In a nutshell, the Montessori method has five principles:

  1. Respect for the child
  2. The absorbent mind
  3. Sensitive periods
  4. The prepared environment
  5. Auto education

What this all means is: education should revolve around “child-led activities” versus “work.” Even without seeing the label of “Montessori,” I’m already very pro Montessori concepts like baby-led weaning, like skipping a sippy cup in favor of a straw or open cup drinking, like encouraging Kaia to problem solve instead of fixing all her problems for her. But at some point, the Montessori method really does go too far, and when I say “too far,” what I mean is this:

I recently got suggested a Montessori parenting handle on Instagram where the mother had a somewhat radical idea when it came to feeding babies. She suggested that instead of giving babies and young toddlers metal, plastic, or silicone plates, bowls, and cups to instead give them ceramic dishes and ceramic or glass drinking cups. The idea behind this is that if you allow the baby to throw or drop a glass or ceramic cup/plate, the mere scary sound of the crash/shattering would be so startling to the child that they would immediately re-think ever throwing or intentionally/accidentally dropping a plate/cup ever again. That way, we “respect” the child by allowing them to do what they want, and at the same time, they come to realize on their own through these loud sounds that throwing/dropping is wrong, and to never do it again. And — that’s ultimately a Montessori approach to feeding young children and teaching them that plates/cups stay on the table!

Ummmm, no. No, no, and no. I’m not going to spend endless money on replacing glass cups and ceramic plates just to do the “Montessori” method of feeding. No, I don’t want to further add to the world’s landfill. And no, I don’t want to constantly clean and sweep up broken glass and ceramics, I don’t want to expect Chris or my nanny to do that, and I especially do not want to risk Kaia getting punctured or injured in the process. Sometimes, these suggestions are truly just beyond stupid. Those who are constantly obsessing over whether they are truly following the “Montessori” or any other method need to get a grip of themselves, calm down, step back, and just be in reality for a second. There’s no reason to get your panties in a bunch because you’re not the perfect parent; no one is, and no one ever will be!

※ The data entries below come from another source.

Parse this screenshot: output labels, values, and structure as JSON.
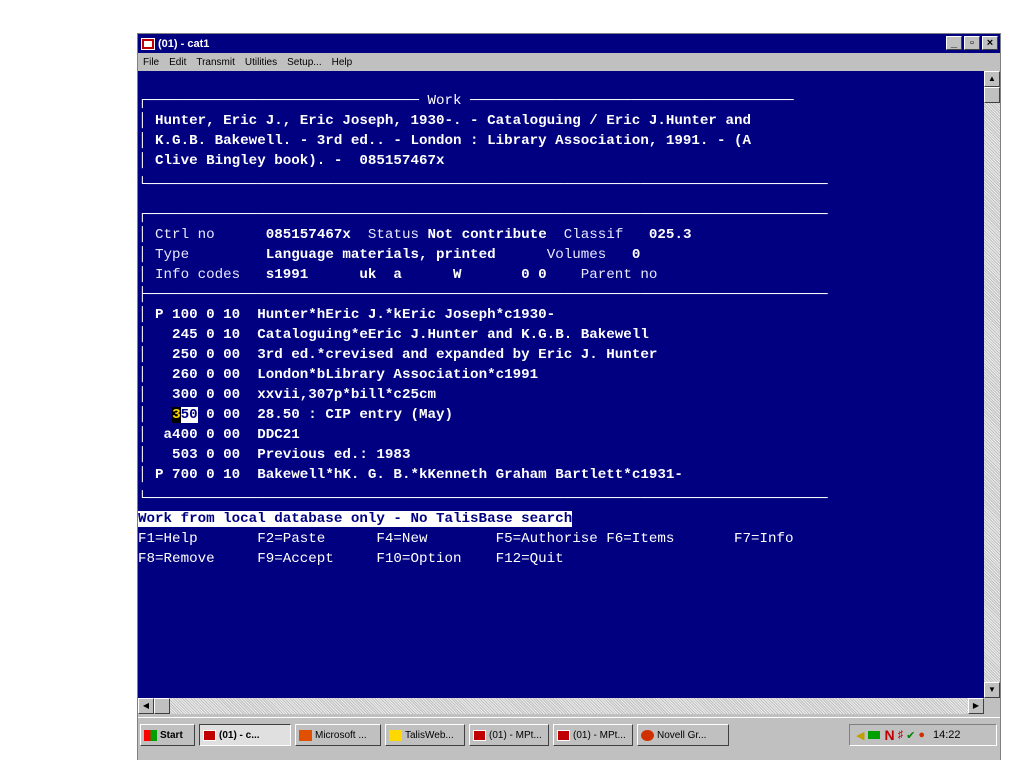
{
  "window": {
    "title": "(01) - cat1",
    "min": "_",
    "max": "▫",
    "close": "×"
  },
  "menu": [
    "File",
    "Edit",
    "Transmit",
    "Utilities",
    "Setup...",
    "Help"
  ],
  "work": {
    "header": "Work",
    "lines": [
      "Hunter, Eric J., Eric Joseph, 1930-. - Cataloguing / Eric J.Hunter and",
      "K.G.B. Bakewell. - 3rd ed.. - London : Library Association, 1991. - (A",
      "Clive Bingley book). -  085157467x"
    ]
  },
  "record": {
    "ctrl_label": "Ctrl no",
    "ctrl_value": "085157467x",
    "status_label": "Status",
    "status_value": "Not contribute",
    "classif_label": "Classif",
    "classif_value": "025.3",
    "type_label": "Type",
    "type_value": "Language materials, printed",
    "volumes_label": "Volumes",
    "volumes_value": "0",
    "info_label": "Info codes",
    "info_value": "s1991      uk  a      W       0 0",
    "parent_label": "Parent no"
  },
  "marc": [
    {
      "tag": "P 100 0 10",
      "text": "Hunter*hEric J.*kEric Joseph*c1930-"
    },
    {
      "tag": "  245 0 10",
      "text": "Cataloguing*eEric J.Hunter and K.G.B. Bakewell"
    },
    {
      "tag": "  250 0 00",
      "text": "3rd ed.*crevised and expanded by Eric J. Hunter"
    },
    {
      "tag": "  260 0 00",
      "text": "London*bLibrary Association*c1991"
    },
    {
      "tag": "  300 0 00",
      "text": "xxvii,307p*bill*c25cm"
    },
    {
      "tag_a": "3",
      "tag_b": "50",
      "tag_rest": " 0 00",
      "text": "28.50 : CIP entry (May)"
    },
    {
      "tag": " a400 0 00",
      "text": "DDC21"
    },
    {
      "tag": "  503 0 00",
      "text": "Previous ed.: 1983"
    },
    {
      "tag": "P 700 0 10",
      "text": "Bakewell*hK. G. B.*kKenneth Graham Bartlett*c1931-"
    }
  ],
  "status_message": "Work from local database only - No TalisBase search",
  "fkeys_row1": "F1=Help       F2=Paste      F4=New        F5=Authorise F6=Items       F7=Info",
  "fkeys_row2": "F8=Remove     F9=Accept     F10=Option    F12=Quit",
  "taskbar": {
    "start": "Start",
    "buttons": [
      "(01) - c...",
      "Microsoft ...",
      "TalisWeb...",
      "(01) - MPt...",
      "(01) - MPt...",
      "Novell Gr..."
    ],
    "time": "14:22"
  },
  "colors": {
    "terminal_bg": "#000080",
    "titlebar": "#000080"
  }
}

Kaia learns to drink with an open cup

A lot of people asked if I was planning to get Kaia a sippy cup. Many people just assumed this, including our nanny and parents on both sides. For the longest time, sippy cups were the “normal” thing to introduce babies to after they weaned off the bottle or breast. But the more I read about sippy cups, the more I realized that getting Kaia to learn to drink from one would allow her to gain no real long-term skills. The real skills she needed to learn from 6 months onward when it comes to drinking fluids is drinking through a straw and open cup. She mastered a straw after just a few tries. An open cup has certainly been more challenging, but she does seem to understand the mechanics more or less. We do still expect a number of spills, so to conserve things like soup or milk, we have her practice with water.

The cutest thing happened today while I was encouraging her to tilt her cup more. She was being a little conservative, and she wasn’t tilting her cup enough. So I kept repeating gently, over and over, “Tilt it more, Pooks! Tilt it just a little more! You can do it! Tilt it!”

Out of nowhere, she looked me in the eye and exclaimed, “I know!” in response. Chris stopped what he was doing and looked up, and I looked at him in shock.

Did she actually just know what she said? It’s unclear. But what is clear is… I know for a fact that I’ve got a very, very cheeky Kaia Pookie on my hands.